Há dias em que o indivíduo não precisa abrir a boca, nem aprimorar a audição para ouvir "ouvir" coisas.
Acordou cedo, não tanto cedo quanto habituara a sua família, mas os galos ainda se desafiavam no canto.
Abriu a banca e o primeiro documento que lhe apareceu pela frente foi um antigo cartão de visita com mais de 15 anos. Passeou nele os olhos, quase soltou lágrimas de saudade, e recebeu a negação.
- Não és mais editor dessa rádio, faz tempo.
Desconfortado, abriu a segunda gaveta onde normalmente ficavam as esferográficas. A mão foi ter a um crachá.
Puxou-o lento. Evitou lê-lo mas a mensagem já estava descodificada.
- Chefe de...
- Chefe de quê? Eu? Beliscou-se. Quase a perder ânimo, pegou uma velha agenda e meteu-se a caminho da garagem. Qual seu espanto ao abri-la?
Um cartão de visita, de uma empresa falida, apregoava:
- Sócio...
-Não. Não pode ser. Hoje deve ser dia de azar!
Ligou o carro. Quase sem ânimo, ajeitou o cartão no casaco. Os olhos voltaram a anunciar o que menos pretendia ouvir. Era um papel que atestava a quem o carro fora emprestado.
- Director de...
- Director de quê? Não sou mais. O ministério inexiste!..
E agora?!
Meteu-se pensativo pela estrada. A primeira saudação que recebeu de alguém, numa superlotada paragem para táxis, foi "bom dia chefe, uma boleia, se faz favor!"
Imobilizou a viatura dez metros depois para despistar a multidão que julgava ser daqueles nganduleiros desavergonhados.
- Carro do Estado não é para kandonga. Pensou e acabou mesmo por dizer, ao ver viaturas top de gama, eventualmente pertencentes a órgãos da administração ou empresas públicas em serviço ocasional de táxi.
Negou aos outros interessados na viagem a preço e levou a colega.
- Bom dia chefe, mais uma vez. O director é hoje minha tábua de salvação. A chefe está má. Só tolera trinta minutos de atraso. Aquela senhora deve estar a entrar para a menopausa. Está muito ranhosa e eu que também sou outra prefiro cumprir o que ela quer. - Boatou a senhora.

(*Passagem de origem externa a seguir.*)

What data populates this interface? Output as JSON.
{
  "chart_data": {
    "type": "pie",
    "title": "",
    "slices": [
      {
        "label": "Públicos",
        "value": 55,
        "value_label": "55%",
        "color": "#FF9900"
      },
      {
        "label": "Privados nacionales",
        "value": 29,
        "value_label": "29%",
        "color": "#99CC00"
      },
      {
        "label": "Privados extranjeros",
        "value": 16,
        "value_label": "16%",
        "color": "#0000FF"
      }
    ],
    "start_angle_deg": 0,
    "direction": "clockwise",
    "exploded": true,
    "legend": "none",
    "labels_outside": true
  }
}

- Bom dia dona Kuri. Grato pela saudação e pela preocupação em atender o que diz a legislação da função pública. Um dia será também chefe. Aliás, já foi chefe de repartição e deve saber como fica o líder com processos pendurados, o chefe imediato a buzinar e os liderados ausentes. Já esteve nessa pele, com certeza!
- É por isso mesmo que já não quero ser chefe de nada. O importante é a minha subida de categoria. Já estou na carreira de técnica superior. A diferença de salário com os chefes não é muita.
- Ainda bem que assim pensa. Influencie positivamente os seus colegas. Não desista nunca de praticar o bem. Basta pensar no que sofre quando vai procurar outros serviços. Isso é que temos de mudar.
- Obrigada meu director. Você é muito boa pessoa. No trabalho e fora dele. Muitos assim, desculpa ainda, Director, são poucos com juízo e capacidade de dar conselhos até às mais velhas. Espero que fique muito tempo connosco e suba na chefia.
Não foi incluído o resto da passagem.